Auch generationelle Unterschiede prägen die Strukturen der Großkanzleien. Partner beklagen, dass junge Anwälte nicht mehr so leistungsbereit seien, während die jüngere Generation andere Erwartungen an den Beruf hat. Viele Associates sehen die Großkanzlei nur als Zwischenstation und nicht mehr als langfristige Karriereperspektive. Kanzleimanager müssen schauen, wer überhaupt noch die Bereitschaft mitbringt, Partner zu werden. Erfolgreich werden jene Kanzleien sein, die einerseits sozial breiter rekrutieren und so ihren Talentpool erweitern, und andererseits die veränderten Erwartungen der jungen Juristinnen und Juristen ernst nehmen – insbesondere das Bedürfnis nach Sinn, Entwicklungsperspektiven und verlässlicher Unterstützung.


Was können Großkanzleien tun, um sozial diverser zu werden?
Erstens muss Bewusstsein für das Problem geschaffen werden. Das tun wir auch durch die Studie. Dann sollte das Recruiting diversifiziert werden: An welchen Universitäten wirbt man? Man könnte Scorecards nutzen, die nicht nur Examensnoten bewerten, sondern auch Nebenjobs oder Engagement, um auch die Umstände zu beachten, unter denen Leistung erbracht wurde. Wichtig wäre auch, Partner als Führungskräfte auszubilden und systematischere Personalentwicklung zu betreiben. Von Dritten durchgeführte Exit-Interviews könnten helfen zu verstehen, warum der Anteil von Frauen und Menschen mit Migrationshintergrund auf dem Karriereweg sinkt.

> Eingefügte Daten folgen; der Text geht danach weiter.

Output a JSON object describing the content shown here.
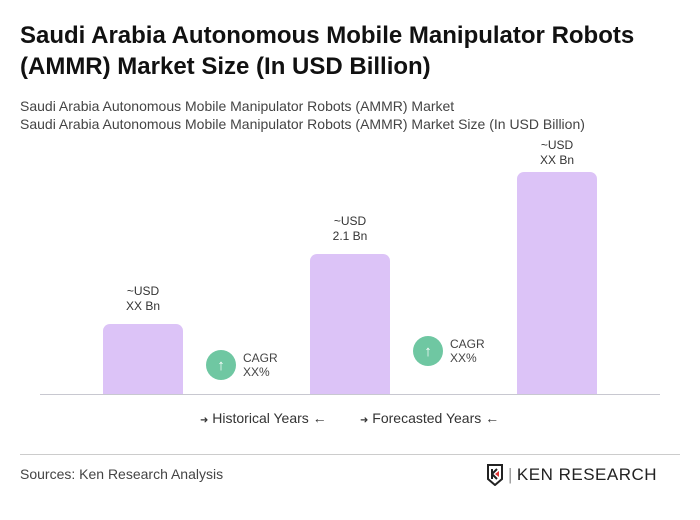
{
  "title": "Saudi Arabia Autonomous Mobile Manipulator Robots (AMMR) Market Size (In USD Billion)",
  "subtitle1": "Saudi Arabia Autonomous Mobile Manipulator Robots (AMMR) Market",
  "subtitle2": "Saudi Arabia Autonomous Mobile Manipulator Robots (AMMR) Market Size (In USD Billion)",
  "chart_data": {
    "type": "bar",
    "categories": [
      "",
      "",
      ""
    ],
    "values": [
      null,
      2.1,
      null
    ],
    "data_labels": [
      [
        "~USD",
        "XX Bn"
      ],
      [
        "~USD",
        "2.1 Bn"
      ],
      [
        "~USD",
        "XX Bn"
      ]
    ],
    "bar_color": "#dcc3f7",
    "annotations": [
      {
        "label": "CAGR",
        "value": "XX%"
      },
      {
        "label": "CAGR",
        "value": "XX%"
      }
    ],
    "legend": [
      "Historical Years",
      "Forecasted Years"
    ],
    "grid": false
  },
  "icons": {
    "cagr": "arrow-up-icon",
    "legend_left": "arrow-right-icon",
    "legend_right": "arrow-left-icon"
  },
  "legend_arrows": {
    "right": "➜",
    "left": "←"
  },
  "source": "Sources: Ken Research Analysis",
  "logo_text": "KEN RESEARCH"
}
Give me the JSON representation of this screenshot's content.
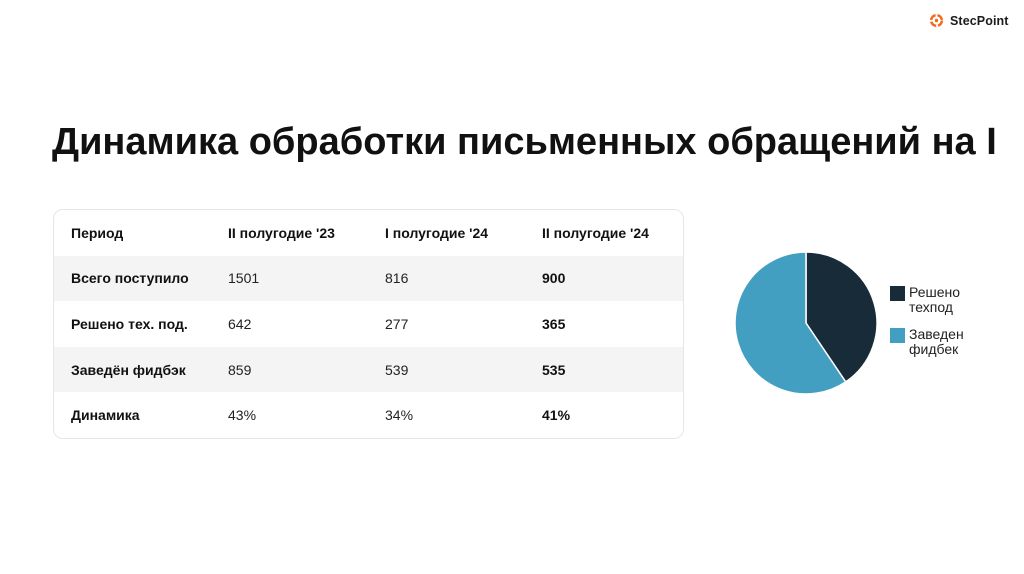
{
  "brand": {
    "name": "StecPoint",
    "accent": "#f26a1b"
  },
  "title": "Динамика обработки письменных обращений на I",
  "table": {
    "headers": [
      "Период",
      "II полугодие '23",
      "I полугодие '24",
      "II полугодие '24"
    ],
    "rows": [
      {
        "label": "Всего поступило",
        "values": [
          "1501",
          "816",
          "900"
        ]
      },
      {
        "label": "Решено тех. под.",
        "values": [
          "642",
          "277",
          "365"
        ]
      },
      {
        "label": "Заведён фидбэк",
        "values": [
          "859",
          "539",
          "535"
        ]
      },
      {
        "label": "Динамика",
        "values": [
          "43%",
          "34%",
          "41%"
        ]
      }
    ]
  },
  "chart_data": {
    "type": "pie",
    "series": [
      {
        "name": "Решено техпод",
        "legend_lines": [
          "Решено",
          "техпод"
        ],
        "value": 365,
        "color": "#172c38"
      },
      {
        "name": "Заведен фидбек",
        "legend_lines": [
          "Заведен",
          "фидбек"
        ],
        "value": 535,
        "color": "#429fc1"
      }
    ],
    "legend_position": "right"
  }
}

Welche Vorteile hätten Kanzleien von mehr sozialer Diversität?
Soziale Aufsteiger bringen wertvolle Qualitäten mit, etwa Durchsetzungsvermögen. Der Anwaltsberuf erfordert viel Menschenkenntnis, und nicht alle Mandanten kommen aus der Oberschicht. Menschen mit vielfältigem Hintergrund können oft besser mit unterschiedlichen Mandanten kommunizieren, sind nahbar – ein enormer Vorteil für Kanzleien.